Another sleight of hand trick was to ignore the private sector costs resulting from the bill’s mandates.  Private sector costs… that’s what comes out of our pockets.  The Clinton health care legislation was soundly defeated because of the high price tag resulting from honestly including private sector costs.  Those costs accounted for fully 60% of the total!

Here’s another example of trickery, or just poor formulations.  Respected economists  Doug Holtz-Eakin, former CBO director, and Eugene Steuerle  of the Urban League, have pointed out a miscalculation that underestimates the cost of government health care subsidies in the ACA by 300%!  They see many more employees replacing their employer’s health care plans  with ones subsidized by the government.  They also see many more employers dropping their health care benefits and forcing employees into subsidized government plans. If they’re right, and more and more analysts  are agreeing with them, this would triple the CBO’s estimate for the government’s cost to provide health care subsidies, adding at least another $200 billion a year to the cost of the bill.

Under the ACA, Social Security benefits no longer will be counted as income to qualify beneficiaries for Medicaid, the government’s free health care system for the poor.  As a result, millions more people will be eligible for government provided benefits.  The bill assumes 3 million people will be thus affected.  However, an expert on the subject, Richard Foster,  Medicare and Medicaid Chief Actuary,  says the number is closer to 5 million,  adding another huge amount to the real cost of the legislation.

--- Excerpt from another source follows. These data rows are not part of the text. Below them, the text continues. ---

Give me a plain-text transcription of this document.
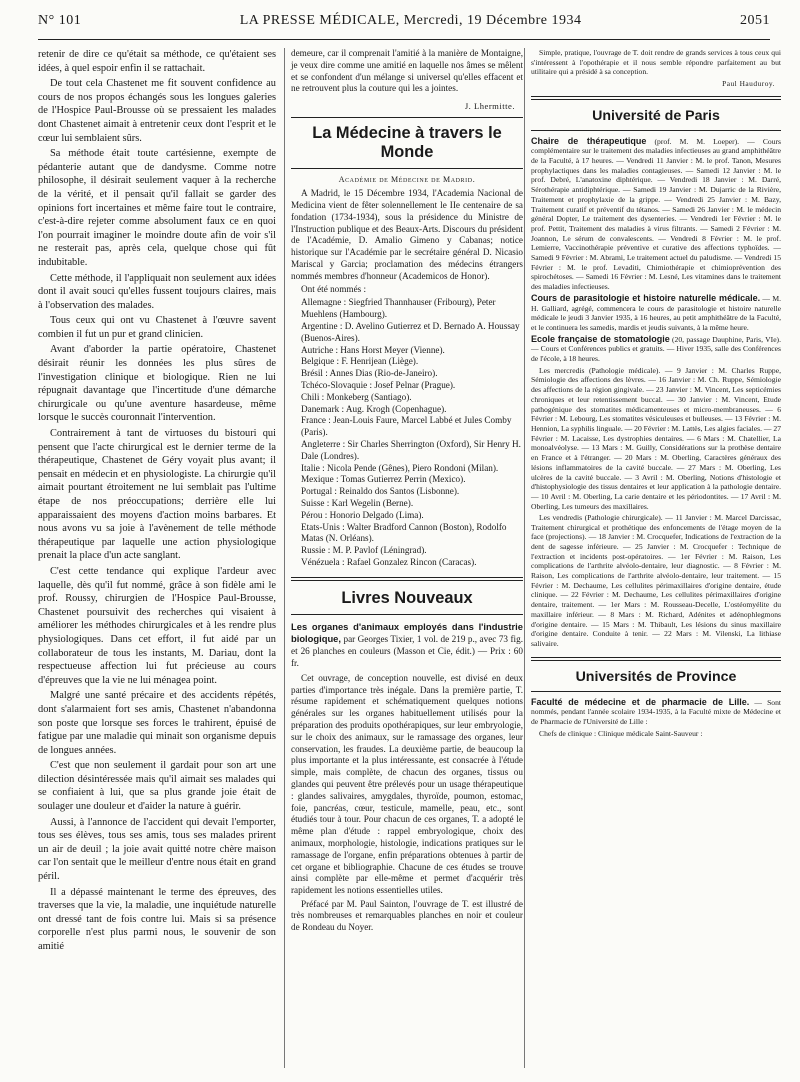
N° 101	LA PRESSE MÉDICALE, Mercredi, 19 Décembre 1934	2051

retenir de dire ce qu'était sa méthode, ce qu'étaient ses idées, à quel espoir enfin il se rattachait.

De tout cela Chastenet me fit souvent confidence au cours de nos propos échangés sous les longues galeries de l'Hospice Paul-Brousse où se pressaient les malades dont Chastenet aimait à entretenir ceux dont l'esprit et le cœur lui semblaient sûrs.

Sa méthode était toute cartésienne, exempte de pédanterie autant que de dandysme. Comme notre philosophe, il désirait seulement vaquer à la recherche de la vérité, et il pensait qu'il fallait se garder des opinions fort incertaines et même faire tout le contraire, c'est-à-dire rejeter comme absolument faux ce en quoi l'on pourrait imaginer le moindre doute afin de voir s'il ne resterait pas, après cela, quelque chose qui fût indubitable.

Cette méthode, il l'appliquait non seulement aux idées dont il avait souci qu'elles fussent toujours claires, mais à l'observation des malades.

Tous ceux qui ont vu Chastenet à l'œuvre savent combien il fut un pur et grand clinicien.

Avant d'aborder la partie opératoire, Chastenet désirait réunir les données les plus sûres de l'investigation clinique et biologique. Rien ne lui répugnait davantage que l'incertitude d'une démarche chirurgicale ou qu'une aventure hasardeuse, même lorsque le succès couronnait l'intervention.

Contrairement à tant de virtuoses du bistouri qui pensent que l'acte chirurgical est le dernier terme de la thérapeutique, Chastenet de Géry voyait plus avant; il pensait en médecin et en physiologiste. La chirurgie qu'il aimait pourtant étroitement ne lui semblait pas l'ultime étape de nos préoccupations; derrière elle lui apparaissaient des moyens d'action moins barbares. Et nous avons vu sa joie à l'avènement de telle méthode thérapeutique par laquelle une action physiologique prenait la place d'un acte sanglant.

C'est cette tendance qui explique l'ardeur avec laquelle, dès qu'il fut nommé, grâce à son fidèle ami le prof. Roussy, chirurgien de l'Hospice Paul-Brousse, Chastenet poursuivit des recherches qui visaient à améliorer les méthodes chirurgicales et à les rendre plus physiologiques. Dans cet effort, il fut aidé par un collaborateur de tous les instants, M. Dariau, dont la respectueuse affection lui fut précieuse au cours d'épreuves que la vie ne lui ménagea point.

Malgré une santé précaire et des accidents répétés, dont s'alarmaient fort ses amis, Chastenet n'abandonna son poste que lorsque ses forces le trahirent, épuisé de fatigue par une maladie qui minait son organisme depuis de longues années.

C'est que non seulement il gardait pour son art une dilection désintéressée mais qu'il aimait ses malades qui se confiaient à lui, que sa plus grande joie était de soulager une douleur et d'aider la nature à guérir.

Aussi, à l'annonce de l'accident qui devait l'emporter, tous ses élèves, tous ses amis, tous ses malades prirent un air de deuil ; la joie avait quitté notre chère maison car l'on sentait que le meilleur d'entre nous était en grand péril.

Il a dépassé maintenant le terme des épreuves, des traverses que la vie, la maladie, une inquiétude naturelle ont dressé tant de fois contre lui. Mais si sa présence corporelle n'est plus parmi nous, le souvenir de son amitié

demeure, car il comprenait l'amitié à la manière de Montaigne, je veux dire comme une amitié en laquelle nos âmes se mêlent et se confondent d'un mélange si universel qu'elles effacent et ne retrouvent plus la couture qui les a jointes.

J. Lhermitte.
La Médecine à travers le Monde
Académie de Médecine de Madrid.

A Madrid, le 15 Décembre 1934, l'Academia Nacional de Medicina vient de fêter solennellement le IIe centenaire de sa fondation (1734-1934), sous la présidence du Ministre de l'Instruction publique et des Beaux-Arts. Discours du président de l'Académie, D. Amalio Gimeno y Cabanas; notice historique sur l'Académie par le secrétaire général D. Nicasio Mariscal y Garcia; proclamation des médecins étrangers nommés membres d'honneur (Academicos de Honor).

Ont été nommés :

Allemagne : Siegfried Thannhauser (Fribourg), Peter Muehlens (Hambourg).
Argentine : D. Avelino Gutierrez et D. Bernado A. Houssay (Buenos-Aires).
Autriche : Hans Horst Meyer (Vienne).
Belgique : F. Henrijean (Liège).
Brésil : Annes Dias (Rio-de-Janeiro).
Tchéco-Slovaquie : Josef Pelnar (Prague).
Chili : Monkeberg (Santiago).
Danemark : Aug. Krogh (Copenhague).
France : Jean-Louis Faure, Marcel Labbé et Jules Comby (Paris).
Angleterre : Sir Charles Sherrington (Oxford), Sir Henry H. Dale (Londres).
Italie : Nicola Pende (Gênes), Piero Rondoni (Milan).
Mexique : Tomas Gutierrez Perrin (Mexico).
Portugal : Reinaldo dos Santos (Lisbonne).
Suisse : Karl Wegelin (Berne).
Pérou : Honorio Delgado (Lima).
Etats-Unis : Walter Bradford Cannon (Boston), Rodolfo Matas (N. Orléans).
Russie : M. P. Pavlof (Léningrad).
Vénézuela : Rafael Gonzalez Rincon (Caracas).
Livres Nouveaux
Les organes d'animaux employés dans l'industrie biologique, par Georges Tixier, 1 vol. de 219 p., avec 73 fig. et 26 planches en couleurs (Masson et Cie, édit.) — Prix : 60 fr.

Cet ouvrage, de conception nouvelle, est divisé en deux parties d'importance très inégale. Dans la première partie, T. résume rapidement et schématiquement quelques notions générales sur les organes habituellement utilisés pour la préparation des produits opothérapiques, sur leur embryologie, sur le choix des animaux, sur le ramassage des organes, leur conservation, les fraudes. La deuxième partie, de beaucoup la plus importante et la plus intéressante, est consacrée à l'étude simple, mais complète, de chacun des organes, tissus ou glandes qui peuvent être prélevés pour un usage thérapeutique : glandes salivaires, amygdales, thyroïde, poumon, estomac, foie, pancréas, cœur, testicule, mamelle, peau, etc., sont étudiés tour à tour. Pour chacun de ces organes, T. a adopté le même plan d'étude : rappel embryologique, choix des animaux, morphologie, histologie, indications pratiques sur le ramassage de l'organe, enfin préparations obtenues à partir de cet organe et bibliographie. Chacune de ces études se trouve ainsi complète par elle-même et permet d'acquérir très rapidement les notions essentielles utiles.

Préfacé par M. Paul Sainton, l'ouvrage de T. est illustré de très nombreuses et remarquables planches en noir et couleur de Rondeau du Noyer.

Simple, pratique, l'ouvrage de T. doit rendre de grands services à tous ceux qui s'intéressent à l'opothérapie et il nous semble répondre parfaitement au but utilitaire qui a présidé à sa conception.

Paul Hauduroy.
Université de Paris
Chaire de thérapeutique (prof. M. M. Loeper). — Cours complémentaire sur le traitement des maladies infectieuses au grand amphithéâtre de la Faculté, à 17 heures. — Vendredi 11 Janvier : M. le prof. Tanon, Mesures prophylactiques dans les maladies contagieuses. — Samedi 12 Janvier : M. le prof. Debré, L'anatoxine diphtérique. — Vendredi 18 Janvier : M. Darré, Sérothérapie antidiphtérique. — Samedi 19 Janvier : M. Dujarric de la Rivière, Traitement et prophylaxie de la grippe. — Vendredi 25 Janvier : M. Bazy, Traitement curatif et préventif du tétanos. — Samedi 26 Janvier : M. le médecin général Dopter, Le traitement des dysenteries. — Vendredi 1er Février : M. le prof. Pettit, Traitement des maladies à virus filtrants. — Samedi 2 Février : M. Joannon, Le sérum de convalescents. — Vendredi 8 Février : M. le prof. Lemierre, Vaccinothérapie préventive et curative des affections typhoïdes. — Samedi 9 Février : M. Abrami, Le traitement actuel du paludisme. — Vendredi 15 Février : M. le prof. Levaditi, Chimiothérapie et chimioprévention des spirochétoses. — Samedi 16 Février : M. Lesné, Les vitamines dans le traitement des maladies infectieuses.
Cours de parasitologie et histoire naturelle médicale. — M. H. Galliard, agrégé, commencera le cours de parasitologie et histoire naturelle médicale le jeudi 3 Janvier 1935, à 16 heures, au petit amphithéâtre de la Faculté, et le continuera les samedis, mardis et jeudis suivants, à la même heure.
Ecole française de stomatologie (20, passage Dauphine, Paris, VIe). — Cours et Conférences publics et gratuits. — Hiver 1935, salle des Conférences de l'école, à 18 heures.

Les mercredis (Pathologie médicale). — 9 Janvier : M. Charles Ruppe, Sémiologie des affections des lèvres. — 16 Janvier : M. Ch. Ruppe, Sémiologie des affections de la région gingivale. — 23 Janvier : M. Vincent, Les septicémies chroniques et leur retentissement buccal. — 30 Janvier : M. Vincent, Etude pathogénique des stomatites médicamenteuses et micro-membraneuses. — 6 Février : M. Lebourg, Les stomatites vésiculeuses et bulleuses. — 13 Février : M. Hennion, La syphilis linguale. — 20 Février : M. Lattès, Les algies faciales. — 27 Février : M. Lacaisse, Les dystrophies dentaires. — 6 Mars : M. Chatellier, La monoalvéolyse. — 13 Mars : M. Guilly, Considérations sur la prothèse dentaire en France et à l'étranger. — 20 Mars : M. Oberling, Caractères généraux des lésions inflammatoires de la cavité buccale. — 27 Mars : M. Oberling, Les ulcères de la cavité buccale. — 3 Avril : M. Oberling, Notions d'histologie et d'histophysiologie des tissus dentaires et leur application à la pathologie dentaire. — 10 Avril : M. Oberling, La carie dentaire et les périodontites. — 17 Avril : M. Oberling, Les tumeurs des maxillaires.

Les vendredis (Pathologie chirurgicale). — 11 Janvier : M. Marcel Darcissac, Traitement chirurgical et prothétique des enfoncements de l'étage moyen de la face (projections). — 18 Janvier : M. Crocquefer, Indications de l'extraction de la dent de sagesse inférieure. — 25 Janvier : M. Crocquefer : Technique de l'extraction et incidents post-opératoires. — 1er Février : M. Raison, Les complications de l'arthrite alvéolo-dentaire, leur diagnostic. — 8 Février : M. Raison, Les complications de l'arthrite alvéolo-dentaire, leur traitement. — 15 Février : M. Dechaume, Les cellulites périmaxillaires d'origine dentaire, étude clinique. — 22 Février : M. Dechaume, Les cellulites périmaxillaires d'origine dentaire, traitement. — 1er Mars : M. Rousseau-Decelle, L'ostéomyélite du maxillaire inférieur. — 8 Mars : M. Richard, Adénites et adénophlegmons d'origine dentaire. — 15 Mars : M. Thibault, Les lésions du sinus maxillaire d'origine dentaire. Conduite à tenir. — 22 Mars : M. Vilenski, La lithiase salivaire.

Universités de Province
Faculté de médecine et de pharmacie de Lille. — Sont nommés, pendant l'année scolaire 1934-1935, à la Faculté mixte de Médecine et de Pharmacie de l'Université de Lille :

Chefs de clinique : Clinique médicale Saint-Sauveur :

Perhaps the most egregious cost issue is the number of unknowns in the bill.  The Congressional Research Service (CRS), a non-partisan analytical arm of the government, says the true cost of the bill is unknowable.  The exact number of new agencies, boards and commissions that will be created by the bill can never be determined because of the vagueness of the text, the power of HHS to create new ones, and the number of “to be determined” items referenced in the bill.  The cost, according to the CRS, is literally impossible to calculate.  So, even more, lots more,  could be added to this bill’s tab over the years.

Right now, the CBO estimates the current cost of the bill at $1.76 trillion for the next 10 years; but its original 10 year estimate, just 2 years ago, was $940 billion, a huge $820 billion difference.  How could they make such a huge mistake?  The problem is the CBO operates under strict restraints in estimating the cost of legislation.  It must accept what’s stated in the bill and estimate accordingly.  Even when it’s obvious that assumptions are improbable, it’s bound to accept them.  Knowing this, Congress can craft bills in ways that hamstring honest estimates.  And this bill had to be under a trillion dollars just long enough to pass into law.  The only thing that protects the public from bad legislation is debate and discussion in Congress and the posting of bills so they can be carefully read and evaluated.  This never happened with the 2700 page ACA bill.

By the way, economists, unencumbered by the constraints under which the CBO operates, have estimated the real cost of our health reform bill at $2.4 trillion!

If the true cost of the ACA were known, it would never have passed.  And the low-balled cost of the bill is only one of the many perfidious means used to get it passed.  The U.S. Constitution, the document that defines our government, is the oldest constitution of any major country in the world today.  But our country can not prosper or even survive if bills like the ACA are passed.